I have to keep thousands of strings in memory to be accessed serially in Java. Should I store them in an array or should I use some kind of List ?
Since arrays keep
If you have thousands, consider using a trie. A trie is a tree-like structure that merges the common prefixes of the stored string.
For example, if the strings were
intern
international
internationalize
internet
internets
The trie would store:
intern
-> \0
international
-> \0
-> ize\0
net
->\0
->s\0
The strings requires 57 characters (including the null terminator, '\0') for storage, plus whatever the size of the String object that holds them. (In truth, we should probably round all sizes up to multiples of 16, but...) Call it 57 + 5 = 62 bytes, roughly.
The trie requires 29 (including the null terminator, '\0') for storage, plus sizeof the trie nodes, which are a ref to an array and a list of child trie nodes.
For this example, that probably comes out about the same; for thousands, it probably comes out less as long as you do have common prefixes.

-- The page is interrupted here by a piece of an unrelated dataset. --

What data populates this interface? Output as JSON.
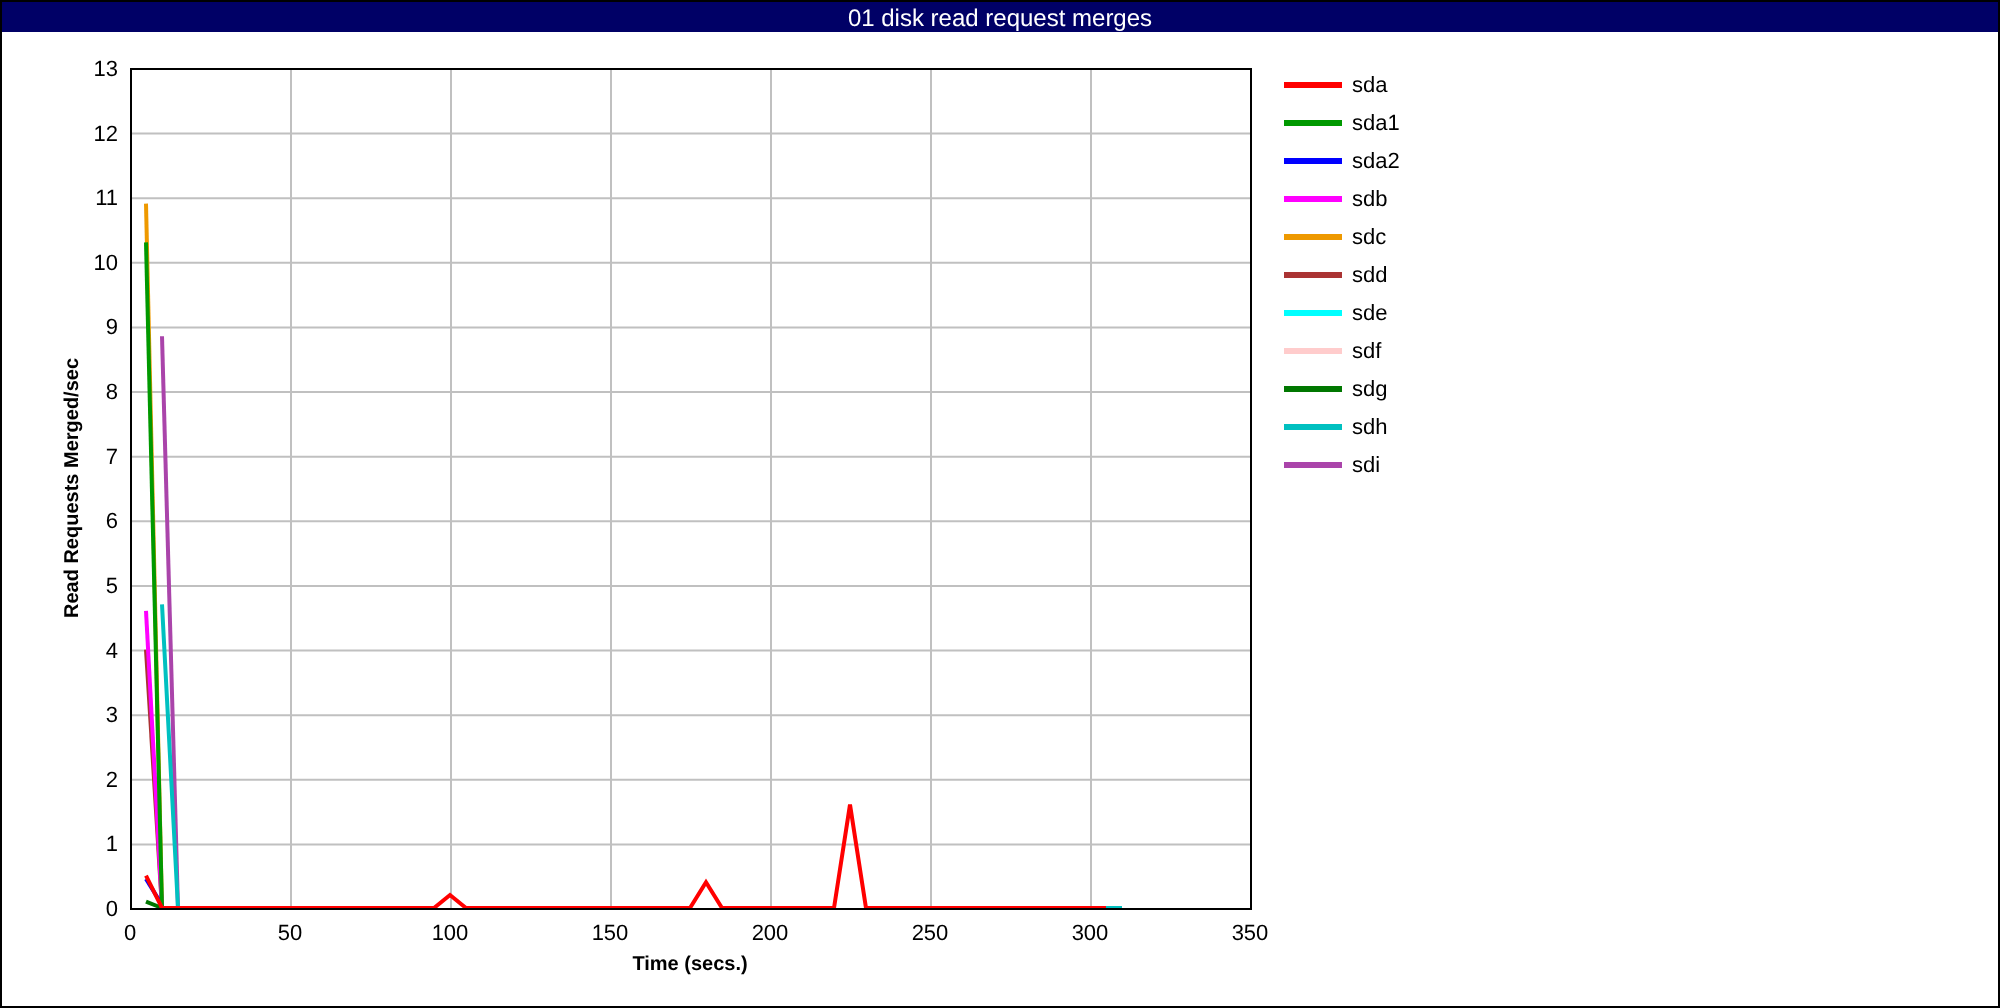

Now, when using the trie in other code, you'll have to convert to String, probably using a StringBuffer as an intermediary. If many of the strings are in use at once as Strings, outside the trie, it's a loss.
But if you're only using a few at the time -- say, to look up things in a dictionary -- the trie can save you a lot of space. Definitely less space than storing them in a HashSet.
You say you're accessing them "serially" -- if that means sequentially an alphabetically, the trie also obviously gives you alphabetical order for free, if you iterate it depth-first.